We start off with the hired help, led by Grosvenor the butler (Alan Mowbray), being irritated because all the good silver is missing. That's because the lady of the house, Mrs. Kilbourne (Billie Burke), has had a bad habit of bringing in "forgotten men", not that this movie uses that term the way My Man Godfrey did, and trying to reform them. One of those tramps decided to walk off with as much of the silver as he could carry. So it's going to be a nice surprise for the family when they have their breakfast this morning and have to use whatever utensils are at hand.
In addition to Mom, there's the father (Clarence Kolb) who's big in business and trying to get in with the politicians who hold sway; an adult daughter Geraldine "Jerry" (that's Constance Bennett if you couldn't tell) who is as close to a rational person as you'll find in this family; adult son Kane (Tom Brown) who looks like he's never worked a day in his life; and the stereotypical bratty teenage kid Marion (Bonita Granville), a few years older than the Virginia Weidler character in The Philadelphia Story and not nearly as charming. At least they're all able to convince Mom not to bring in another tramp.
Cut to a winding mountain road that seems to be much too far away from the house where the Kilbournes live for the story to work.
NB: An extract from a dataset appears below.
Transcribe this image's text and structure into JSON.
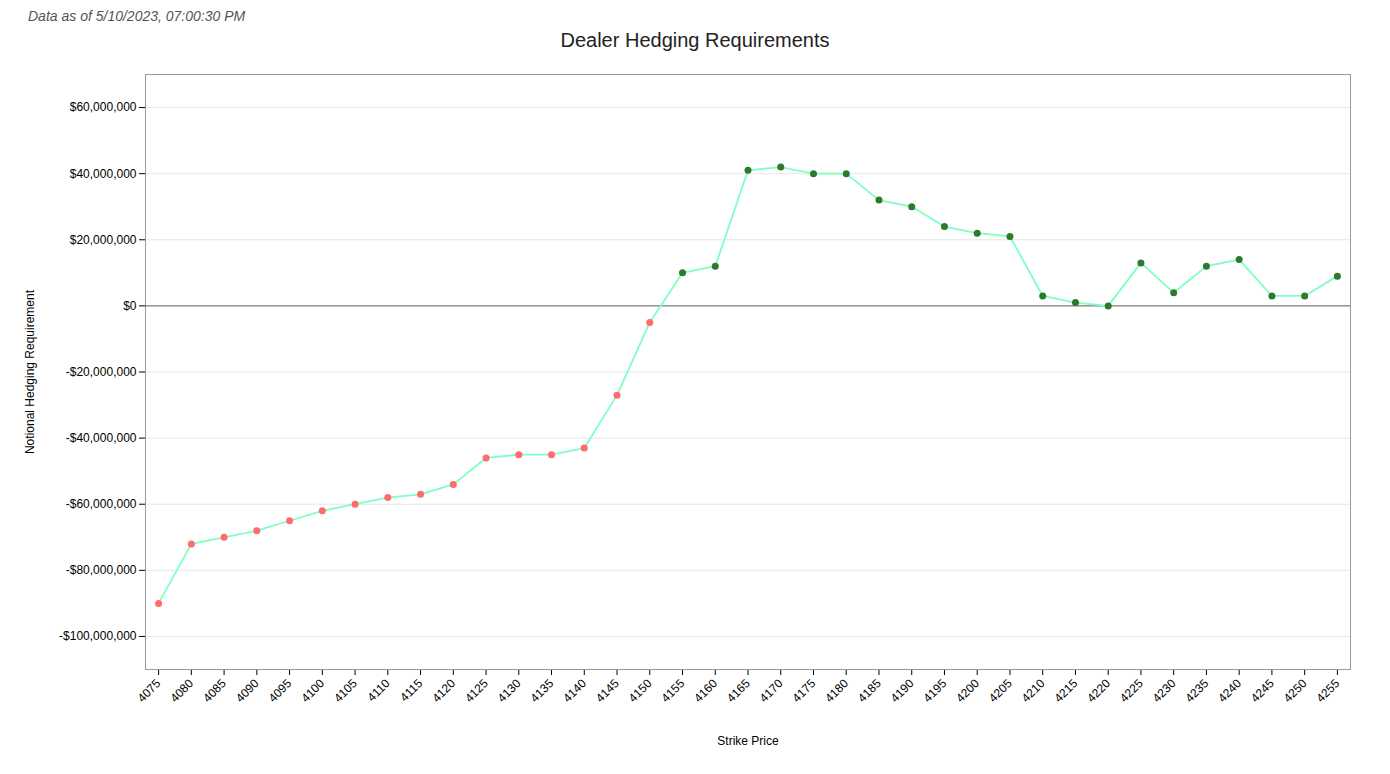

Wade Rawlins (Brian Aherne) is driving a jalopy up the road, and stops to get water for the car's radiator, at which point the car rolls backward off a cliff. Rawlins walks down the hill to call for help, and apparently the first house he finds is the Kilbourne place. He tries to ask if he can make a phone call, but Mom is so ditzy that she winds up hiring Rawlins on as a chauffeur before he can explain who he is and what he wants.
Jerry already has a guy pursuing her in the form of Herbert wheeler, but we see that he's pursuing her too fast and how Rawlins has to save her from Wheeler's advances. It's obvious that Jerry is going to fall in love with Rawlins by the end of the movie, although she doesn't know it yet. Meanwhile, Dad is going to be hosting an important dinner, but Marion decides she's going to be a jerk and bollix things by having Rawlins get invited to the dinner when everybody in the family thinks he's a tramp.
Merrily We Live is the sort of screwball comedy that wouldn't have been so bad if it came out two years earlier, before the release of My Man Godfrey, in which case it would be the sort of movie you could look at and see why My Man Godfrey was the better movie. Unfortunately, it came later, so it's hard not to think of producer Hal Roach as ripping off My Man Godfrey. The other problem Hal Roach had is that I don't think he ever really had a particularly big budget to work with. Everything here feels slightly threadbare.
Still, Merrily We Live isn't exactly a bad movie, it's just that there are so many classics of the genre, a standard which Merrily We Live doesn't quite reach.